Carte blanche: «L’Europe est-elle vraiment impuissante face à la fournaise australienne?»

Carte blanche: «L’Europe est-elle vraiment impuissante face à la fournaise australienne?»

Attisés par des rafales d’une violence rare, les immenses brasiers qui ravagent depuis le mois d’octobre l’Australie donnent un avant-goût de la noria de calamités que le dérèglement climatique provoquera dans les décennies à venir. Les accalmies de ces derniers jours n’ont pas mis fin aux centaines de foyers, apparemment incontrôlables, qui reprendront de plus belle dès ce vendredi 10 janvier. Si ces incendies n’ont rien d’exceptionnel sur le continent le plus aride de la planète, leur force dévastatrice s’explique par des facteurs climatiques inédits (dipôle positif de l’océan Indien), les records de température (48,9ºC à Sydney le samedi 4 janvier) ainsi qu’une sécheresse persistante.

Un drame inévitable ?

Cette catastrophe écologique sans précédent semble traduire avant l’heure les prédictions les plus sombres du groupe d’experts intergouvernemental sur l’évolution du climat (Giec). Les colonnes ascendantes d’air chaud engendrées par ces gigantesques incendies créent des nuages d’orage dont la foudre provoque de nouveaux foyers ; leur propagation est facilitée par trois années consécutives de sécheresse. Ce cercle vicieux des pyrocumulus évoque, sans doute à une échelle infime, la thèse du franchissement des points de basculement (« tipping points ») du Giec (1). La boîte de Pandore est-elle définitivement ouverte ? Ce drame est-il inévitable ?

Climato-scepticisme à la Trump

Fervent défenseurs de l’industrie du charbon, les pouvoirs publics fédéraux australiens ont mené depuis des années une politique ultralibérale, laquelle a réduit quasiment à néant les politiques de conservation de la nature et de gestion forestière. Au demeurant, le climato-scepticisme du Premier ministre, Scott Morrison, n’a rien à envier à celui de Donald Trump. Destinée à redorer le blason de son parti, la surmédiatisation du déploiement militaire tardif n’a d’ailleurs pas convaincu les Australiens.
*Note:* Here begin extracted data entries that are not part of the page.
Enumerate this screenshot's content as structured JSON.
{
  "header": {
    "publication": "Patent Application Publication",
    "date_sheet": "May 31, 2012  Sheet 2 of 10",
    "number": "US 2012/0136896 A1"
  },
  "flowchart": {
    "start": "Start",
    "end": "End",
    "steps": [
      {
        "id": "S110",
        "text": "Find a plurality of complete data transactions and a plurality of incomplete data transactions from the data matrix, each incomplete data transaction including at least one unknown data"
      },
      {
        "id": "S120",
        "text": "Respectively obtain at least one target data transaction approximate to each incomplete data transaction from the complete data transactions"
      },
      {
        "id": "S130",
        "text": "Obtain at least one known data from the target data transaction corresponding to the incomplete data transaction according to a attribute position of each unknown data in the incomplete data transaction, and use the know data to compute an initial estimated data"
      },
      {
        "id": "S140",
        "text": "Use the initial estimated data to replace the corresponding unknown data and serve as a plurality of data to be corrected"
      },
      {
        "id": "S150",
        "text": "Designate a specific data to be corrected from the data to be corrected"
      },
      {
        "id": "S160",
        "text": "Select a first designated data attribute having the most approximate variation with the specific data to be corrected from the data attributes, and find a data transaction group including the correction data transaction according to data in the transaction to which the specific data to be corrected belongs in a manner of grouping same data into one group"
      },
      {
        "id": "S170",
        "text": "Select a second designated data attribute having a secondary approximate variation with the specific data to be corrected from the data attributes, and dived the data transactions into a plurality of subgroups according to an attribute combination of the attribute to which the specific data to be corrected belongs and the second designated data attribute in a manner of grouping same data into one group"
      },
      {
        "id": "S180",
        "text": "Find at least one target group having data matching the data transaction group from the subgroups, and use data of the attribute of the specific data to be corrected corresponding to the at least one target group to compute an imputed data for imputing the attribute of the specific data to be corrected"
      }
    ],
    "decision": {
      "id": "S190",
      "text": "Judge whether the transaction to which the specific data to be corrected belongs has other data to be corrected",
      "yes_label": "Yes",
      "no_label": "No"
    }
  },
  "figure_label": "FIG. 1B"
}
Une empreinte carbone de 5 %

L’ironie tient au fait que tant l’industrie minière que l’exportation du charbon vers la Chine et l’Inde ont largement contribué à la prospérité économique de l’Australie. Si l’on tient compte des émissions produites par la combustion du charbon australien en Asie, l’empreinte climatique de ce pays ne comptant que 25 millions d’habitants (0,3 % de la population mondiale) est de 5 % et non pas de 1,3 % comme l’a récemment affirmé Scott Morrison. L’argument avancé par ce dernier « too small to matter » ne tient assurément pas la route, d’autant plus que la science climatique se moque des frontières.

L’Europe doit être intransigeante

En droit international, rien n’empêche l’Australie de fournir le moindre effort dans la mise en œuvre de l’Accord de Paris. Il s’agit là d’un choix souverain. Alors qu’elle négocie depuis juin 2018 avec l’Australie un accord de commerce international, destiné à accroître les échanges commerciaux entre les deux continents, l’Europe est-elle pour autant démunie face à la mauvaise volonté des autorités fédérales australiennes à prendre au sérieux la crise climatique ? Si la nouvelle Commission européenne se targue de vouloir atteindre la neutralité carbone d’ici 2050, ne devrait-elle pas prendre la balle au bond et exiger, dans le cadre des négociations en cours, des engagements fermes en termes de transition énergétique ?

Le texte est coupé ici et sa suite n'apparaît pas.